Originaltitel: LES INVINCIBLES

F 2013, 99 min
FSK 6
Verleih: Universum

Genre: Komödie

Darsteller: Gérard Depardieu, Atmen Kalif

Regie: Frédéric Berthe

Kinostart: 03.07.14

2 Bewertungen

Eine ganz ruhige Kugel

Die Freundschaft, die Liebe und das Spiel

Nein, der Titel bezieht sich nicht auf den beleibten Hauptdarsteller, mit schlechten Kalauern hat’s der hochsympathische Film von Frédéric Berthe ohnehin nicht. Sein Humor ist stiller, dafür umso – um im Bild zu bleiben – trefflicher. Und zum Hauptdarsteller Dépardieu – der gibt alles andere als eine ruhige Kugel, die Schulden stehen seiner Figur Jacky bis zum Hals, die Frau wird ungeduldig, fühlt sich zu wenig geliebt, kein Wunder also, daß der erste Satz aus dem Mund des leidenschaftlichen Pétanque-Spielers jener ist: „Konzentrier’ Dich, verdammte Scheiße!“ Denn es geht um viel – bei Jacky um seine Ehe und ums Schuldentilgen, bei Momo, den er derart anherrscht, um eine andere Zukunft als das von seiner dominanten Mutter angetragene Betreiben eines arabischen Supermarktes, weswegen Jacky und sein Zögling Momo beim Boule, wie das Spiel mit den Kugeln gebräuchlicher heißt, jede Gelegenheit nutzen, um ahnungslosen Mitspielern das Geld aus den Taschen zu tricksen. Verloren, geblufft, Scheine geschnappt und ab ...

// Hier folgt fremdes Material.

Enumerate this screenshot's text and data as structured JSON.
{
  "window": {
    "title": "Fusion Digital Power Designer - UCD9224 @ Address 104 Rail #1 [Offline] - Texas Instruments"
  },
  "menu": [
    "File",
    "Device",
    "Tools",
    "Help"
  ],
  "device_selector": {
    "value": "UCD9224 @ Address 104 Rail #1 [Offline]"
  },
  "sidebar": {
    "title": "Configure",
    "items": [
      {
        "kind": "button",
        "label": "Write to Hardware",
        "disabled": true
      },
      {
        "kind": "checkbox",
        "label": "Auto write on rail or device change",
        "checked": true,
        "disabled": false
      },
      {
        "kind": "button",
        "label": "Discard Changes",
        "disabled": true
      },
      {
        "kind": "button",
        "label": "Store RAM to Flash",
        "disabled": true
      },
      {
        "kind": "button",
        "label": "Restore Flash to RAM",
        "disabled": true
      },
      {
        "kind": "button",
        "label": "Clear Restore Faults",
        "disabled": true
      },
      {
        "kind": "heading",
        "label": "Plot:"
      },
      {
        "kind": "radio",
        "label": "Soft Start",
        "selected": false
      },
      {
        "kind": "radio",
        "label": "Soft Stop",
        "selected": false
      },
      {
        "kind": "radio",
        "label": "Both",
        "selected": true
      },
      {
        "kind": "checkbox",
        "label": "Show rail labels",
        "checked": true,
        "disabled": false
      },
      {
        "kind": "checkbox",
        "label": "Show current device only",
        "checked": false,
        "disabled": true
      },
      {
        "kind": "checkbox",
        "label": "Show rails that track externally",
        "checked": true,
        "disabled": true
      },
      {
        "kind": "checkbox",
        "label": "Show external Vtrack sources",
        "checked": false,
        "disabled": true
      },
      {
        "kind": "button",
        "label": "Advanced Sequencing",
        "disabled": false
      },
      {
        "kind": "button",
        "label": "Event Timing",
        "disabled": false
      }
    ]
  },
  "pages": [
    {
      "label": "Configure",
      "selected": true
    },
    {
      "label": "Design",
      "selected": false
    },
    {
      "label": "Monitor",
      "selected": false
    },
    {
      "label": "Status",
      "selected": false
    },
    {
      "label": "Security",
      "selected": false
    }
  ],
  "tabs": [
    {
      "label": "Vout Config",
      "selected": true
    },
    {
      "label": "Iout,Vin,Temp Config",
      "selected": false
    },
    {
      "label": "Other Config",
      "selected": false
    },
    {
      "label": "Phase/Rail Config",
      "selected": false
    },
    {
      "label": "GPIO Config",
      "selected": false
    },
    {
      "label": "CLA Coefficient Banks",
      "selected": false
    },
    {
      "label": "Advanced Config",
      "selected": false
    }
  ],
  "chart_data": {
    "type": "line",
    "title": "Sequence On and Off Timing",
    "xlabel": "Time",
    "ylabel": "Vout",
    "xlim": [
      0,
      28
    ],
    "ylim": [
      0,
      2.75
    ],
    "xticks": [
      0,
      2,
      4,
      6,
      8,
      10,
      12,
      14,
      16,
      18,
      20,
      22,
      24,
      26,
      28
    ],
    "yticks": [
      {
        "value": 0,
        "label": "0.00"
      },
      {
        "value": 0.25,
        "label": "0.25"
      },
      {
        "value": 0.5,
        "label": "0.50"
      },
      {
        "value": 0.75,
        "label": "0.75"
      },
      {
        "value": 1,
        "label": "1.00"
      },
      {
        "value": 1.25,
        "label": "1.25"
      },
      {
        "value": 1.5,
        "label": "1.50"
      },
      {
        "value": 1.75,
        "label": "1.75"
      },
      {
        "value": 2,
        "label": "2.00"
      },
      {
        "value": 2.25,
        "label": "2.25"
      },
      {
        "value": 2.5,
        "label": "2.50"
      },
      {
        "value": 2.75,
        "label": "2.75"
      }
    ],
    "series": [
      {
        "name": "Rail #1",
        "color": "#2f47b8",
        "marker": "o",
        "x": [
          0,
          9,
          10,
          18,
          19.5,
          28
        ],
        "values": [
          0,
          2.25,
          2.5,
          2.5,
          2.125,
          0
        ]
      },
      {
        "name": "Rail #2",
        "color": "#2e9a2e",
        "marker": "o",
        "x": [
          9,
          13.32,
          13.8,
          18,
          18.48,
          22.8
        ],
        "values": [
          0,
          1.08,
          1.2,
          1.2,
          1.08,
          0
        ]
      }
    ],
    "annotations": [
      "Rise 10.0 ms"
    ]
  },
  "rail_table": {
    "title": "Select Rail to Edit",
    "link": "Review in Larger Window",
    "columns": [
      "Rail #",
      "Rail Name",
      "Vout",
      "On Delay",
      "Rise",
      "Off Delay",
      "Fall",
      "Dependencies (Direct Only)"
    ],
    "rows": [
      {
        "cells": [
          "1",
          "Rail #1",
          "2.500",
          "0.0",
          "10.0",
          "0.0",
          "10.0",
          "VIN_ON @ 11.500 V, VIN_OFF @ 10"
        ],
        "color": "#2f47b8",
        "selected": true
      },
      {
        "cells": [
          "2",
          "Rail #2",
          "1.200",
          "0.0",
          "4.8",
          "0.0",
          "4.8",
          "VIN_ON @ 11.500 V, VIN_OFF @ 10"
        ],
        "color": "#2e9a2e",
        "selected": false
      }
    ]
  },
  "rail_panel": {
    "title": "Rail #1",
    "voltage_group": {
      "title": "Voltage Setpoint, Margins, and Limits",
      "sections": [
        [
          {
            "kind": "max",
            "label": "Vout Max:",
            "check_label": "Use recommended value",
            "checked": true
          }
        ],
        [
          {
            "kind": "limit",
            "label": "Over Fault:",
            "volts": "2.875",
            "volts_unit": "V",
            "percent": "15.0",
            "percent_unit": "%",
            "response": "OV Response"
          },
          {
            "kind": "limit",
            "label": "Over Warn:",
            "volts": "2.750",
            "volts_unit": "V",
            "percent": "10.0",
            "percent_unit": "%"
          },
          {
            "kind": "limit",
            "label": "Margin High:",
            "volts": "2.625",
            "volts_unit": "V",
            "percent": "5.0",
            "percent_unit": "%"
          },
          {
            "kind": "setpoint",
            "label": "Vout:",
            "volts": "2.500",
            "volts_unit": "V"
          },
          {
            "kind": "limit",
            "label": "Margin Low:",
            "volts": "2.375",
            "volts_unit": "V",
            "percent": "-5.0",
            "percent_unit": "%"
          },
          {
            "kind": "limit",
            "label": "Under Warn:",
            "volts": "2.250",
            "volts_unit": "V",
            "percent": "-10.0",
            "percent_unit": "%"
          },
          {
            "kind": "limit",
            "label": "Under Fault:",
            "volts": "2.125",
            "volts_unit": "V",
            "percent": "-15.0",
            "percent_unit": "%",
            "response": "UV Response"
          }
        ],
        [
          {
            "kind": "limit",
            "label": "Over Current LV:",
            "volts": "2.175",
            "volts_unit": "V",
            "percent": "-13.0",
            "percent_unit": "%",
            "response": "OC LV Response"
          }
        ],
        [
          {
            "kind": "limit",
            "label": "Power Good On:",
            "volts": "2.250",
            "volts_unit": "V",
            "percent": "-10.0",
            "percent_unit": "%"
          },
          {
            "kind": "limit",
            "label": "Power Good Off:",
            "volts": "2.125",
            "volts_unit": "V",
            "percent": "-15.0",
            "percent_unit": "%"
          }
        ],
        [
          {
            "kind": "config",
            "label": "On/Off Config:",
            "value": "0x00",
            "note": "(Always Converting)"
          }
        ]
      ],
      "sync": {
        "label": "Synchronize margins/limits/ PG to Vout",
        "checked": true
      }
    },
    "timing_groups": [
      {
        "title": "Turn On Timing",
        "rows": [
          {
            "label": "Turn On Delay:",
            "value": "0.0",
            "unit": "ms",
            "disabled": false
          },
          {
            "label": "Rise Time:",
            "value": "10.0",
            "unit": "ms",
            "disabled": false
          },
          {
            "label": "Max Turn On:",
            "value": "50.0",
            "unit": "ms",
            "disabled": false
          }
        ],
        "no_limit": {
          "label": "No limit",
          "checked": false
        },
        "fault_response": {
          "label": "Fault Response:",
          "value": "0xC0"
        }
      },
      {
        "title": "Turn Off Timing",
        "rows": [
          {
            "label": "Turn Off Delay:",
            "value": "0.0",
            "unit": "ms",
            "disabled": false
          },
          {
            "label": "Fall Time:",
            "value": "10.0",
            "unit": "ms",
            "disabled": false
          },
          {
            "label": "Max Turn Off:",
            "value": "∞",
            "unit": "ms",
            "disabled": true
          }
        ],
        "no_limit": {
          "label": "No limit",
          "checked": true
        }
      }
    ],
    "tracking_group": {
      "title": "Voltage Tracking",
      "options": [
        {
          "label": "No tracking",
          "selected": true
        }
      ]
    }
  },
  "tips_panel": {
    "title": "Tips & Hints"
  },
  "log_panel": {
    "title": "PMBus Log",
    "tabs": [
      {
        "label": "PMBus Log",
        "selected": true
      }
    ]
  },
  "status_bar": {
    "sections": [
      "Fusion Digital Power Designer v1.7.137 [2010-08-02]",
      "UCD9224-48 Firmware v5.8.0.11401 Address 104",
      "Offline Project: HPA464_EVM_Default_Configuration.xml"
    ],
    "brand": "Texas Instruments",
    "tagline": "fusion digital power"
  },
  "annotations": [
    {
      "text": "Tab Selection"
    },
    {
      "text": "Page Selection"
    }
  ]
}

Letztendlich lassen sich mit solch’ charmanter Gaunerei nur Peanuts verdienen, deswegen wittern Momo und Jacky ihre Chance, als der Großkotz Darcy einen internationalen Boule-Wettbewerb organisiert, eine Nationalmannschaft zusammen- und eine halbe Mille als Preisgeld in Aussicht stellt. Doch Momo hat es schwer bei Trainer René, der den eigenen Sohn protegiert und mit rassistischen Keulenschlägen kaum geizt. Während Momo sich durchboxt mit der Hilfe von Darcys charmanter Allzweckwaffe Caroline, auf einer Bouletour Erfolge feiert und die Herzen der Landsleute erobert, gerät Jacky, der ewige Verlierer, ins Hintertreffen. Die Schuldeneintreiber werden unerbittlicher, Jackys Frau packt die Koffer, die Freundschaft zwischen dem alten Dicken und dem aufsteigenden Star scheint verschüttet. Doch da René um keine Intrige verlegen ist, schlägt bald Jackys Stunde, als man Momo des Landes verweist. Nach Algerien. Momos Heimat, die er als in Frankreich Geborener kaum kennt.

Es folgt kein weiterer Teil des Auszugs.